Глянула Люська – и, ну ни капли не вру! – просто зашаталась. На табличке-то – что ж она, неграмотная, что ли! – крупненько так, абсолютно без стеснения написано «ЗАГС».
Матушки-светы! Глядит она на Димку, как очумелая; но, наконец, собирается с силами да с усмешечкой и говорит:
– Да ты меня, никак, замуж зовёшь, что ли?
– А разве ты за меня замуж не хочешь? – отвечает. И смотрит, нахал, с деланным изумлением. Да только бесята в глазах прыгают, Люська-то видит.
Пожимает она плечами, лениво так. А у самой в животе кто-то уже джигу нажаривает, да сердце с той джигой в такт бьётся. Что же это?! Девочки-мамочки! Замуж, за Димку? Сплю я. Сплю, как есть, сплю – или брежу! Но сама виду не подаёт, а насмешливо отвечает:
– А что ж! Можно и замуж. Ты у нас мужчина видный.

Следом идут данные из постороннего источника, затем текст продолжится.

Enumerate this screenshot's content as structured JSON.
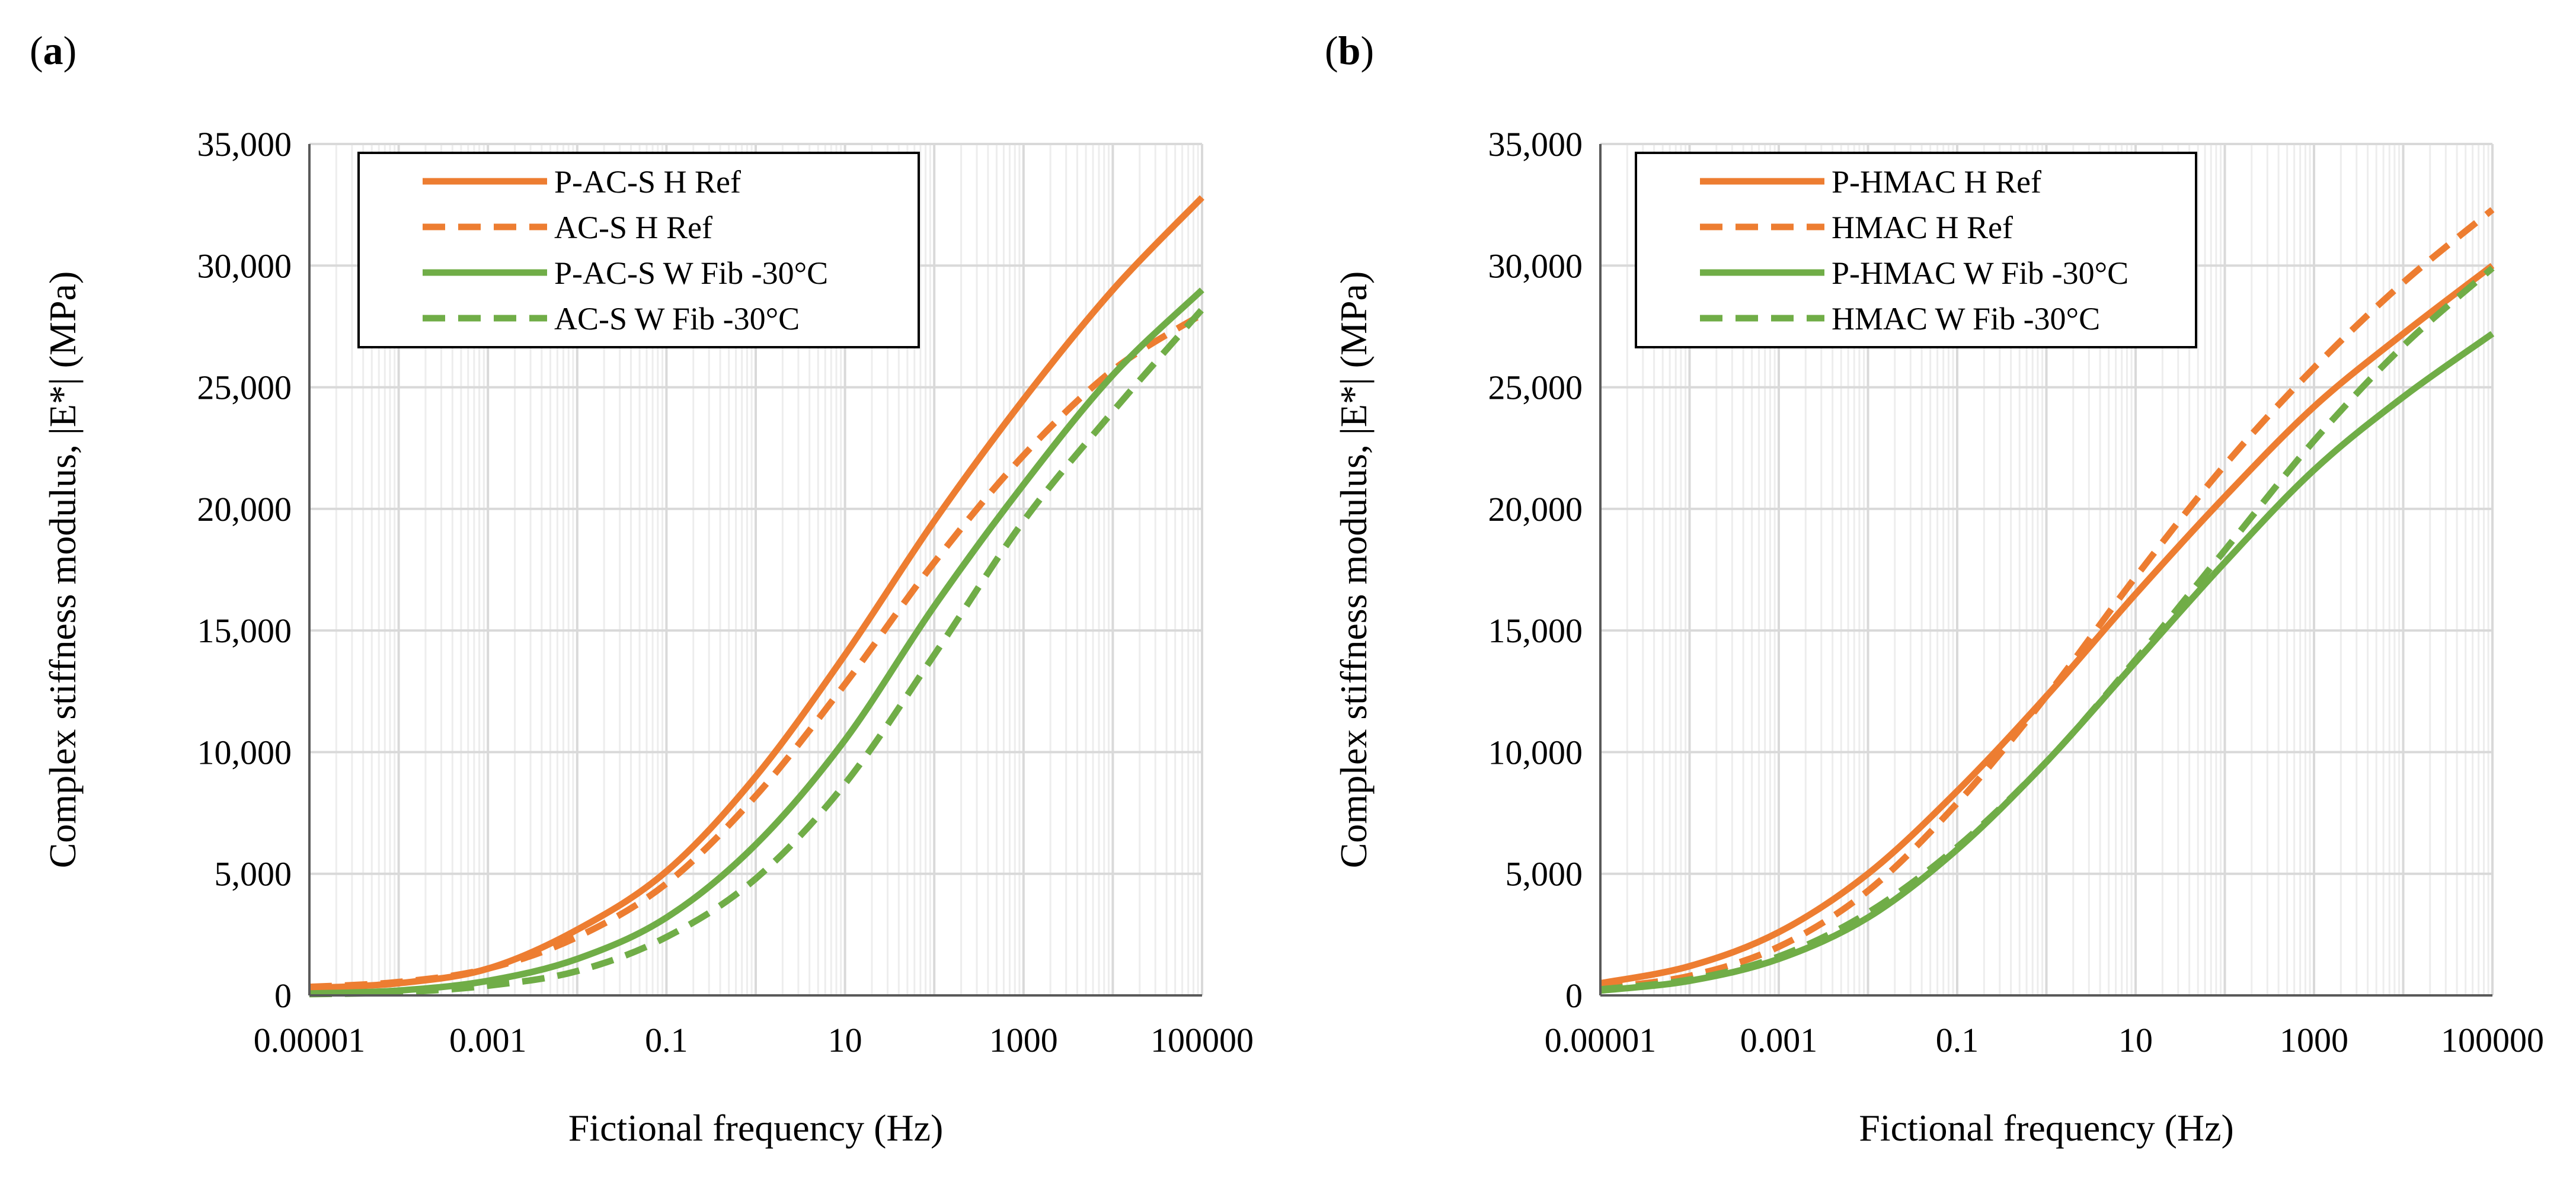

Идут. Садятся в заляпанном коридорчике. Вот их и зовут уже. Делов-то! Паспорт – он всегда при ней, на случай проверки. Документы посмотрели, полистали, сказали что-то – только напрасно: Люська всё равно ничего не слышала, звон в ушах.
– Ну что, ж, – говорят, – молодые. Платите три рубля – и семейное счастье готово.
– Как три? – вскипает Димка, только растерянно как-то. Вот тут уж его весёлые бесенята из глаз ускакали, видно: не шутит. – Я же только вчера заходил, узнавал! Два пятьдесят сказали! Точно сказали!
Пожилая женщина с гулькой на шее посмотрела на молодого лейтенантика со смехом:
– Да, точно. Вчера ещё два пятьдесят было. А с сегодняшнего дня велели цены поднять. Слишком много вас таких развелось.
Тут Димка совсем расстроился:
– А что же мне делать? Я вот только что на рынке всего накупил. Специально рассчитал, чтобы в аккурат на женитьбу осталось. Ну, нету у меня пятидесяти копеек, не хватает!
И у Люськи – ни копеечки с собой! Вот так, девка, раззявила рот на лейтенанта, да не тут-то было! Только, видать, судьба. Потому что у женщины на уставшем лице морщинки опять засобирались в улыбку:
– Ладно, ладно. Распишу. Завтра, молодой человек, донесёте пятьдесят копеек.
Вот так и сложилось Люськино счастье, споткнувшееся на минутку по копеечному вопросу.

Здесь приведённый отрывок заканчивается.